6

I'm trying to solve the computer science problem "Minimal perfect hash function" (MPHF). I have an algorithm that can generate a MPHF for very large sets in $O(n)$ that only needs 1.54 bits/key, very close to the theoretical limit of 1.44 bits/key, and it is relatively fast. But I would like to make it faster. To do that, I need to find MPHFs for "small" sets, lets say of size $n=16$. Right now I can do that in $O(\frac{n^n}{n!})$, but maybe there is a $O(n \log{n})$ algorithm.

I would like to reformulate the problem to another domain (for example Chinese remainder theorem, prime number factorization, Galois Field, finding the GCD), and solve it like this, or prove brute force is the the best algorithm.

Warning: I'm not good at math, so the following is probably ridiculous, but maybe somebody can help to improve my question and use the right tags.

So I came up with a (integer only) formula that has multiple solutions, and one unknown, $x$. I'm trying to find the smallest $x$ quickly. There are a number of known, randomly distributed, positive integers $h_n$, in the range [0 .. 65536). The size $s$ is quite small, let's say 16 (the higher the better). The right hand side of the equation is a constant.

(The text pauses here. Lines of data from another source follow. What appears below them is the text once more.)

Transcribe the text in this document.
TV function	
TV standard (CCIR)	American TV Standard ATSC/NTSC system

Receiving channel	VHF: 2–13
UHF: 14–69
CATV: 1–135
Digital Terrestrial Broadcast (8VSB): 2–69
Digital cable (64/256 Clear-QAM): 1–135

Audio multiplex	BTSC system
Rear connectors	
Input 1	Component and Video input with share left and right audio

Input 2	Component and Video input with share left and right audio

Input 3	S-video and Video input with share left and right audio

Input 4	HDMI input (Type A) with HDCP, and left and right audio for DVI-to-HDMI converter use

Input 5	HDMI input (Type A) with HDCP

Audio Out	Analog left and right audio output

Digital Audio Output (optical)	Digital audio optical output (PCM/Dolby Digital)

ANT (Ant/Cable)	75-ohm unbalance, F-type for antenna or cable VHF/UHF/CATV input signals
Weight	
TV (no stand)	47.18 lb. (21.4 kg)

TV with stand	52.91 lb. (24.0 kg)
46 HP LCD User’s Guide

$$ \sum_{n=1}^{s} {s ^ {(\lfloor\frac{h_n x}{65536}\rfloor \bmod s)}} = \sum_{n=1}^{s} {s ^ {n}} $$

How can the smallest $x$ be found quickly. For $s = 10$, $x$ is probably below 12'000, with $s = 11$ below 32'000, with $s = 12$ below 85'000, and so on.

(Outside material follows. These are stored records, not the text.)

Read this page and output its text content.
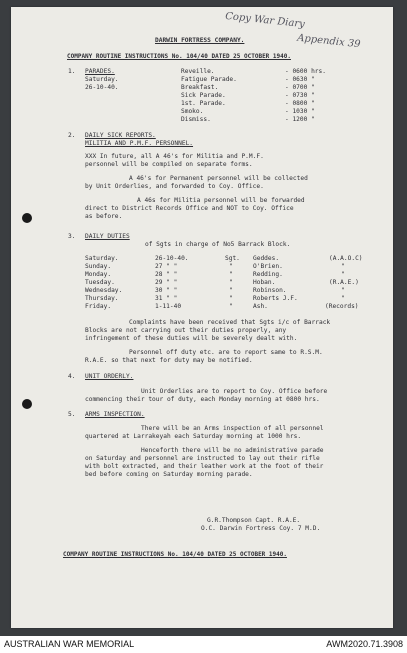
Copy War Diary
Appendix 39
DARWIN FORTRESS COMPANY.
COMPANY ROUTINE INSTRUCTIONS No. 104/40 DATED 25 OCTOBER 1940.
1. PARADES.
Saturday.
26-10-40.
Reveille.	- 0600 hrs.
Fatigue Parade.	- 0630 "
Breakfast.	- 0700 "
Sick Parade.	- 0730 "
1st. Parade.	- 0800 "
Smoko.	- 1030 "
Dismiss.	- 1200 "
2. DAILY SICK REPORTS.
MILITIA AND P.M.F. PERSONNEL.
XXX In future, all A 46's for Militia and P.M.F.
personnel will be compiled on separate forms.
A 46's for Permanent personnel will be collected
by Unit Orderlies, and forwarded to Coy. Office.
A 46s for Militia personnel will be forwarded
direct to District Records Office and NOT to Coy. Office
as before.
3. DAILY DUTIES
of Sgts in charge of No5 Barrack Block.
Saturday.	26-10-40.	Sgt. Geddes.	(A.A.O.C)
Sunday.	27 " "	"	O'Brien.	"
Monday.	28 " "	"	Redding.	"
Tuesday.	29 " "	"	Hoban.	(R.A.E.)
Wednesday.	30 " "	"	Robinson.	"
Thursday.	31 " "	"	Roberts J.F.	"
Friday.	1-11-40	"	Ash.	(Records)
Complaints have been received that Sgts i/c of Barrack
Blocks are not carrying out their duties properly, any
infringement of these duties will be severely dealt with.
Personnel off duty etc. are to report same to R.S.M.
R.A.E. so that next for duty may be notified.
4. UNIT ORDERLY.
Unit Orderlies are to report to Coy. Office before
commencing their tour of duty, each Monday morning at 0800 hrs.
5. ARMS INSPECTION.
There will be an Arms inspection of all personnel
quartered at Larrakeyah each Saturday morning at 1000 hrs.
Henceforth there will be no administrative parade
on Saturday and personnel are instructed to lay out their rifle
with bolt extracted, and their leather work at the foot of their
bed before coming on Saturday morning parade.
G.R.Thompson Capt. R.A.E.
O.C. Darwin Fortress Coy. 7 M.D.
COMPANY ROUTINE INSTRUCTIONS No. 104/40 DATED 25 OCTOBER 1940.
AUSTRALIAN WAR MEMORIAL	AWM2020.71.3908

The $\sum_{n=1}^{s} {s ^ {n}}$ is a weird way to do "bitwise OR". What I'm trying to do is ensure there are no collisions, or written in another way, in case $s=3$:

$$ \lfloor\frac{h_1 x}{65536}\rfloor \not\equiv \lfloor\frac{h_2 x}{65536}\rfloor \not\equiv \lfloor\frac{h_3 x}{65536}\rfloor \bmod 3 $$

The function $f = (\lfloor\frac{h x}{65536}\rfloor \bmod s)$ is just an example. It is a "supplemental hash function", and is supposed to returns an integer between $0$ and $s$ with about equal probability. Any other function with the same property can be used instead. A good supplemental hash function is a bit more complex, but this one is good enough for my use case (it doesn't need to be perfect).

  • 1
    If you are really close to the 1.44 bits/key limit, that is significantly better than the 2.6 bits/key of what seems to be the currently known best general purpose solution. – justanotherhagman Dec 22 '15 at 13:14
  • @justanotherhagman, Wikipedia is not up-to-date, the current best is Hash, displace, and compress with 2.07 bits/key. I'm at 1.54 bits/key right now. – Thomas Mueller Dec 22 '15 at 13:40
  • I know this is 3 years later, but for the mod 3 example, consider the case h = [0, 655363, 655366], where for all x, floor(h[i]*x/65536)%3 = 0. – kylefinn Dec 12 '18 at 20:22
  • @kylefinn yes, I forgot to say, multiplication is GF(2^64) – Thomas Mueller Dec 13 '18 at 15:17
  • @ThomasMueller Then consider 4 instead of 3, h=65536[0,4,8,12]. Now for all x, floor(h[i]x/65536)%(2^64)%4 = 0 – kylefinn Mar 07 '19 at 18:58
  • @kylefinn there is a solution with x = 16384. But let's assume there is no solution for some cases - as long as there is likely a solution for random data, then that's sufficient. If there is no solution with a low probability, then we can retry with other values. – Thomas Mueller Mar 08 '19 at 08:23
  • @kylefinn ah you mean h_1 = 4 * 65536... I used h_1 = 4. Yes, all h need to be smaller than 65536. I will edit the question. – Thomas Mueller Mar 08 '19 at 08:27

2 Answers2

2

The approach described in the paper "Constructing Minimal Perfect Hash Functions Using SAT Technology" describes a way to find an MPHF for a small set that is faster than brute force. There is also a reference implementation. It works for sets up to about 40 keys. Still, it only finds a solution with a certain probability at a certain size. In practise, it may not be faster than brute force, and it may not use less space: as far as I understand, it depends a lot on the SAT solver implementation.

1

A new algorithm has been proposed for this problem, in ShockHash: Towards Optimal-Space Minimal Perfect Hashing Beyond Brute-Force. This is done using a small, heavily overloaded cuckoo hash table. The entries of the small set (e.g. 24 entries each time) are hashed using a seed, and then added to a cuckoo hash table that is 100% full. Each entry can be in two positions. This will likely not work, so a new seed is used. At some point this works, and the seed is stored. Storing this seed uses about 0.5 bits per entry. Also stored is, for each entry, at which location it is stored. This information is stored using a retrieval data structure - e.g. a ribbon filter, with a bit more than one bit per entry.